In phase 1 of the study, investigators tested the 420 mg oral once-daily dose. They found no dose-limiting toxicities.
“So this dose was carried forward into the phase 2 study,” Dr Miklos said.
He presented results of the phase 2 study at the meeting as a late-breaking abstract (LBA-3).
Study design
Patients were eligible for the study if they had steroid-dependent or -refractory cGVHD. They had to have 3 or fewer prior treatments, and they could continue other systemic immunosuppression if they were using it.
They had to have erythematous rash on more than 25% of their body surface or a total mouth score of more than 4 as defined by National Institutes of Health (NIH) criteria.

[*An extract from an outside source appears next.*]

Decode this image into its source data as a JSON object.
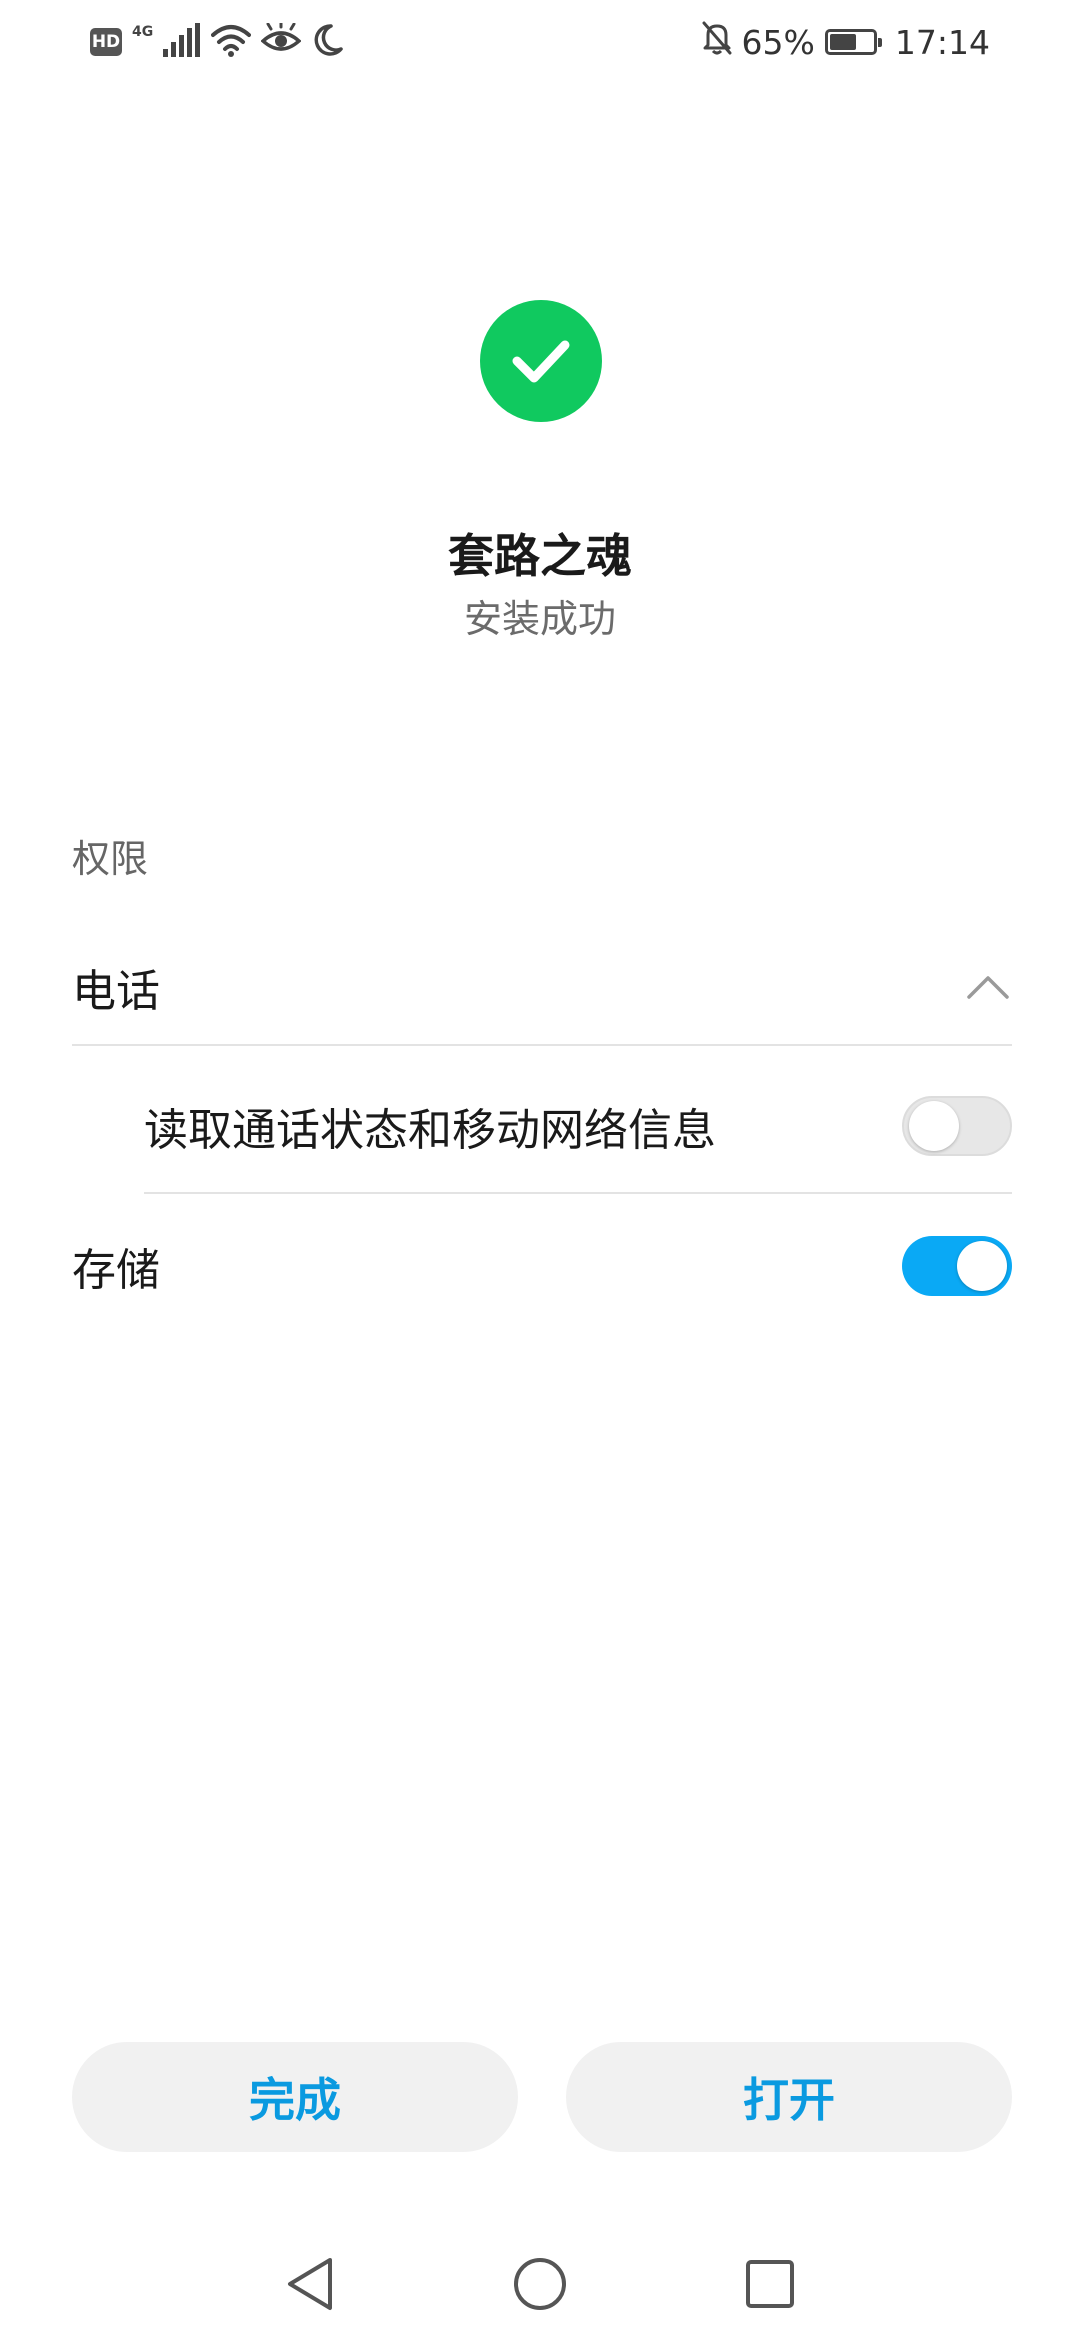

Patients with cGVHD had to have failed frontline therapy.
They were treated with the phase 1 dose until progression of cGVHD or unacceptable toxicity.
The primary endpoint was cGVHD response per NIH 2005 response criteria.

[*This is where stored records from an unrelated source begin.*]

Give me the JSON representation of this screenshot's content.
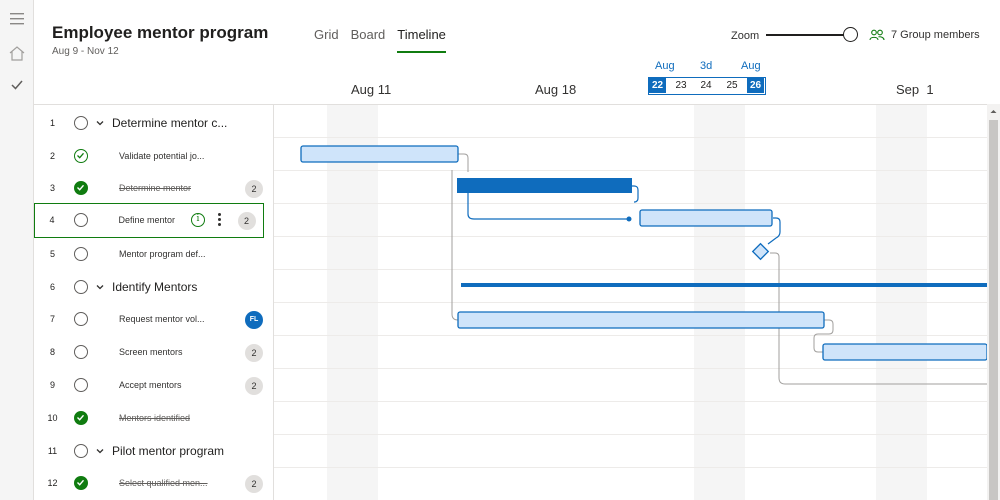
{
  "header": {
    "title": "Employee mentor program",
    "date_range": "Aug 9 - Nov 12",
    "tabs": [
      {
        "label": "Grid",
        "active": false
      },
      {
        "label": "Board",
        "active": false
      },
      {
        "label": "Timeline",
        "active": true
      }
    ],
    "zoom_label": "Zoom",
    "zoom_level": 1.0,
    "members_label": "7 Group members"
  },
  "timeline": {
    "date_labels": [
      "Aug 11",
      "Aug 18",
      "Sep  1"
    ],
    "range_picker": {
      "start_month": "Aug",
      "duration": "3d",
      "end_month": "Aug",
      "days": [
        "22",
        "23",
        "24",
        "25",
        "26"
      ]
    }
  },
  "tasks": [
    {
      "num": "1",
      "label": "Determine mentor c...",
      "type": "group",
      "status": "open"
    },
    {
      "num": "2",
      "label": "Validate potential jo...",
      "type": "task",
      "status": "in-progress"
    },
    {
      "num": "3",
      "label": "Determine mentor",
      "type": "task",
      "status": "done",
      "badge": "2"
    },
    {
      "num": "4",
      "label": "Define mentor",
      "type": "task",
      "status": "open",
      "badge": "2",
      "selected": true
    },
    {
      "num": "5",
      "label": "Mentor program def...",
      "type": "task",
      "status": "open"
    },
    {
      "num": "6",
      "label": "Identify Mentors",
      "type": "group",
      "status": "open"
    },
    {
      "num": "7",
      "label": "Request mentor vol...",
      "type": "task",
      "status": "open",
      "avatar": "FL"
    },
    {
      "num": "8",
      "label": "Screen mentors",
      "type": "task",
      "status": "open",
      "badge": "2"
    },
    {
      "num": "9",
      "label": "Accept mentors",
      "type": "task",
      "status": "open",
      "badge": "2"
    },
    {
      "num": "10",
      "label": "Mentors identified",
      "type": "task",
      "status": "done"
    },
    {
      "num": "11",
      "label": "Pilot mentor  program",
      "type": "group",
      "status": "open"
    },
    {
      "num": "12",
      "label": "Select qualified men...",
      "type": "task",
      "status": "done",
      "badge": "2"
    }
  ],
  "colors": {
    "accent": "#0f6cbd",
    "bar_fill": "#cfe4fa",
    "success": "#107c10"
  }
}
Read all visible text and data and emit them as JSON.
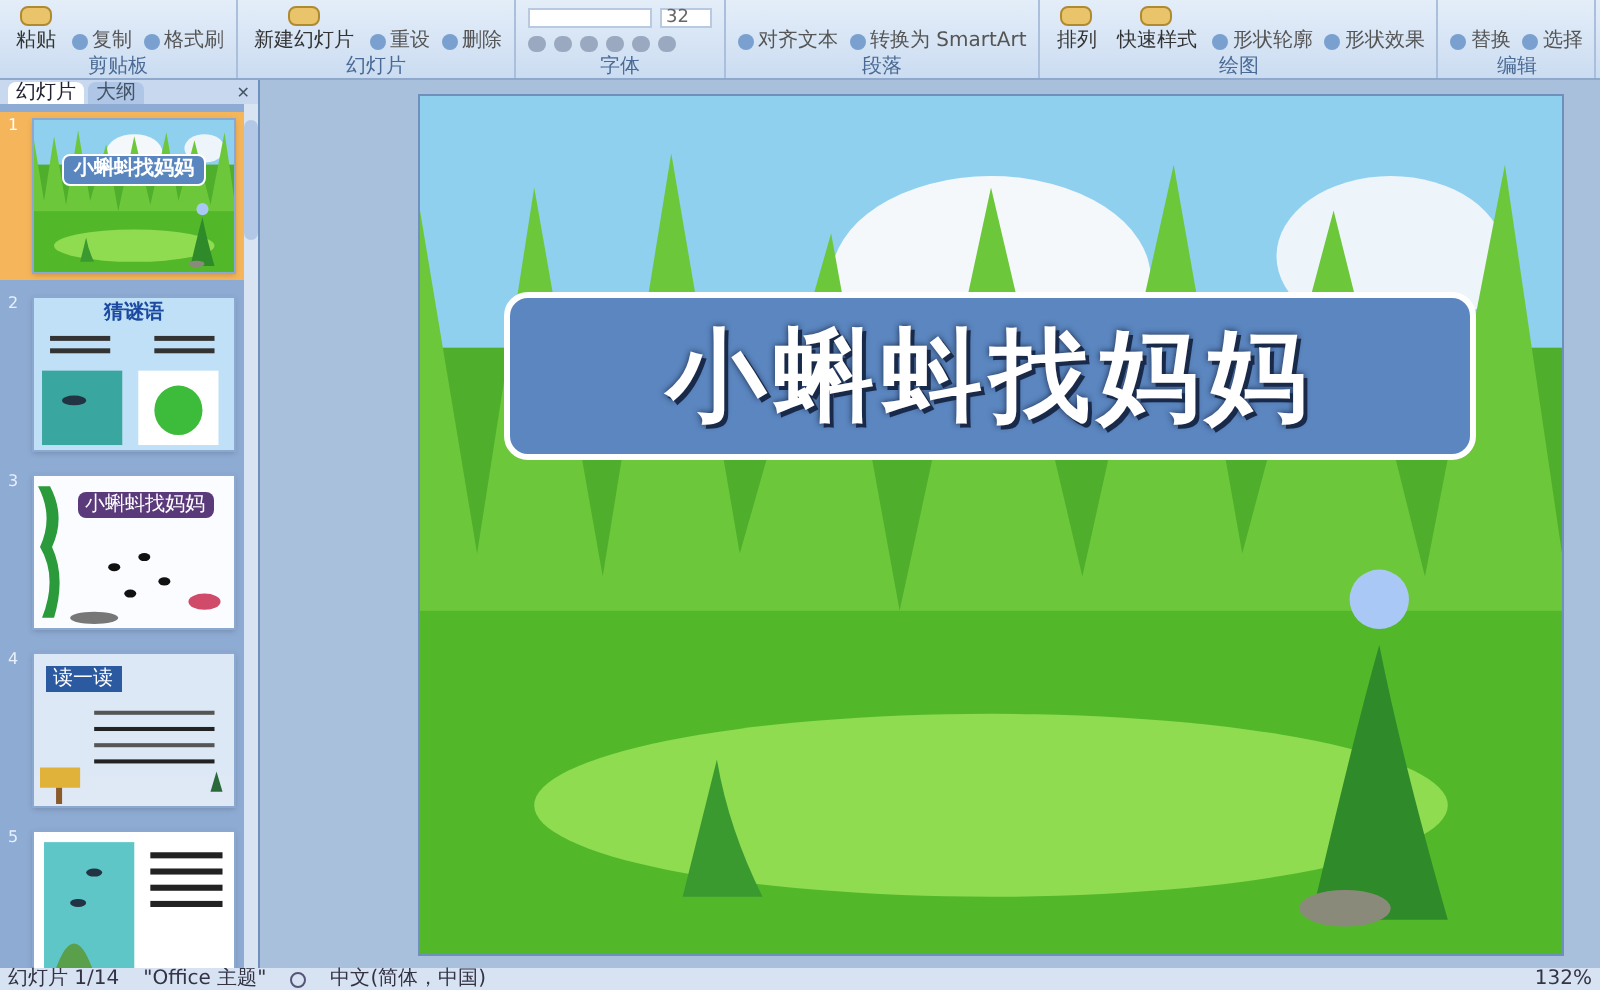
{
  "ribbon": {
    "groups": [
      {
        "label": "剪贴板",
        "items": [
          {
            "kind": "big",
            "label": "粘贴"
          },
          {
            "kind": "small",
            "label": "复制"
          },
          {
            "kind": "small",
            "label": "格式刷"
          }
        ]
      },
      {
        "label": "幻灯片",
        "items": [
          {
            "kind": "big",
            "label": "新建幻灯片"
          },
          {
            "kind": "small",
            "label": "重设"
          },
          {
            "kind": "small",
            "label": "删除"
          }
        ]
      },
      {
        "label": "字体",
        "items": [
          {
            "kind": "field",
            "label": "32"
          }
        ]
      },
      {
        "label": "段落",
        "items": [
          {
            "kind": "small",
            "label": "对齐文本"
          },
          {
            "kind": "small",
            "label": "转换为 SmartArt"
          }
        ]
      },
      {
        "label": "绘图",
        "items": [
          {
            "kind": "big",
            "label": "排列"
          },
          {
            "kind": "big",
            "label": "快速样式"
          },
          {
            "kind": "small",
            "label": "形状轮廓"
          },
          {
            "kind": "small",
            "label": "形状效果"
          }
        ]
      },
      {
        "label": "编辑",
        "items": [
          {
            "kind": "small",
            "label": "替换"
          },
          {
            "kind": "small",
            "label": "选择"
          }
        ]
      }
    ]
  },
  "slide_panel": {
    "close": "✕",
    "tabs": [
      {
        "label": "幻灯片",
        "selected": true
      },
      {
        "label": "大纲",
        "selected": false
      }
    ],
    "thumbnails": [
      {
        "number": "1",
        "selected": true,
        "kind": "grass",
        "title": "小蝌蚪找妈妈"
      },
      {
        "number": "2",
        "selected": false,
        "kind": "riddle",
        "title": "猜谜语"
      },
      {
        "number": "3",
        "selected": false,
        "kind": "band",
        "title": "小蝌蚪找妈妈"
      },
      {
        "number": "4",
        "selected": false,
        "kind": "reading",
        "title": "读一读"
      },
      {
        "number": "5",
        "selected": false,
        "kind": "story"
      }
    ]
  },
  "slide": {
    "title": "小蝌蚪找妈妈"
  },
  "status_bar": {
    "slide": "幻灯片 1/14",
    "theme": "\"Office 主题\"",
    "language": "中文(简体，中国)",
    "zoom": "132%"
  }
}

Secondary endpoints included rate of sustained response, change in Lee cGVHD symptom scale, changes in corticosteroid requirement over time, and safety endpoints.

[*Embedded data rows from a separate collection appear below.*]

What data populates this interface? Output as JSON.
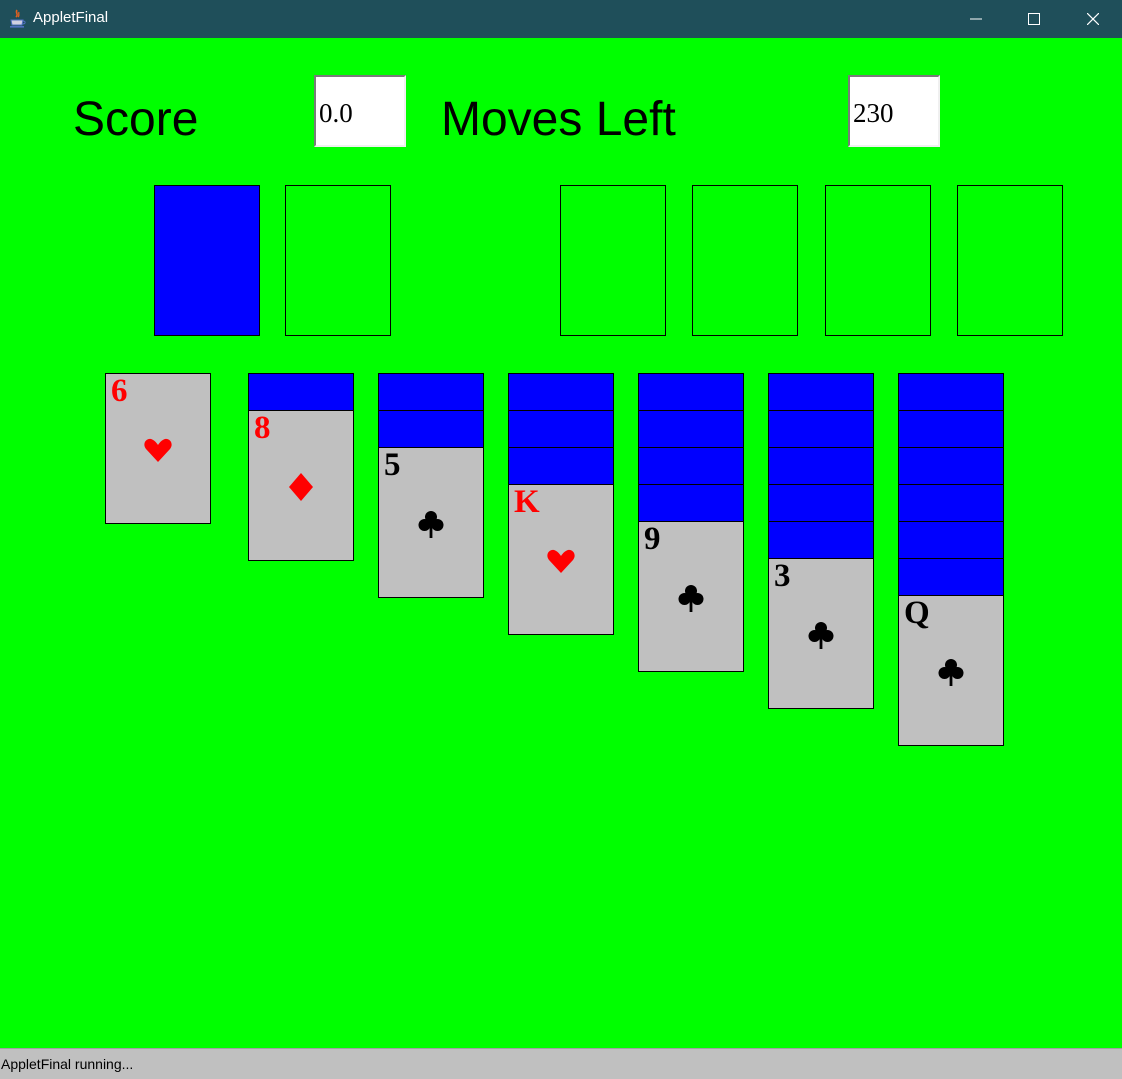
{
  "window": {
    "title": "AppletFinal"
  },
  "header": {
    "score_label": "Score",
    "score_value": "0.0",
    "moves_label": "Moves Left",
    "moves_value": "230"
  },
  "tableau": [
    {
      "hidden": 0,
      "rank": "6",
      "suit": "heart-icon",
      "color": "#ff0000"
    },
    {
      "hidden": 1,
      "rank": "8",
      "suit": "diamond-icon",
      "color": "#ff0000"
    },
    {
      "hidden": 2,
      "rank": "5",
      "suit": "club-icon",
      "color": "#000000"
    },
    {
      "hidden": 3,
      "rank": "K",
      "suit": "heart-icon",
      "color": "#ff0000"
    },
    {
      "hidden": 4,
      "rank": "9",
      "suit": "club-icon",
      "color": "#000000"
    },
    {
      "hidden": 5,
      "rank": "3",
      "suit": "club-icon",
      "color": "#000000"
    },
    {
      "hidden": 6,
      "rank": "Q",
      "suit": "club-icon",
      "color": "#000000"
    }
  ],
  "colors": {
    "table": "#00ff00",
    "card_back": "#0000ff",
    "card_face": "#c0c0c0",
    "titlebar": "#1f4f5a"
  },
  "status": {
    "text": "AppletFinal running..."
  }
}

Investigators enrolled 42 patients, the first of whom was dosed in July 2014.
Patient demographics
Patients were a median age of 56 (range, 19–74), and 52% were male.
The median time from allogeneic transplant to the diagnosis of cGVHD was 7.6 months (range, 1.5–76.0), and the median time from initial cGVHD diagnosis to start of ibrutinib therapy was 13.7 months (range, 1.1–63.2).
Most patients had mouth (86%), skin (81%), or gastrointestinal (33%) cGVHD involvement.
And most patients had received matched (88%), unrelated (60%), nonmyeloablative (57%) peripheral blood stem cell (88%) transplants.
“This was a heavily treated patient population,” Dr Miklos said.
They had received a median of 2 (range, 1–3) prior regimens, with a median prednisone dose at enrollment of 0.3 mg/kg/day.
Prior cGVHD therapies included corticosteroids (100%), tacrolimus (50%), extracorporeal photopheresis (33%), rituximab (26%), mycophenolate mofetil (24%), cyclosporine (19%), sirolimus (17%), and other immunosuppressants (5%).
Results
The overall response rate was 67%, including 9 complete responses and 19 partial responses. Seventy-nine percent responded by the first assessment, and 71% of the 28 responders had a sustained cGVHD response of at least 5 months.
Investigators observed responses across multiple organs. Eighty percent (20/25) of patients with at least 2 involved organs at baseline responded in at least 2 organs, and 56% (5/9) of patients with 3 or more involved organs at baseline responded in at least 3 organs.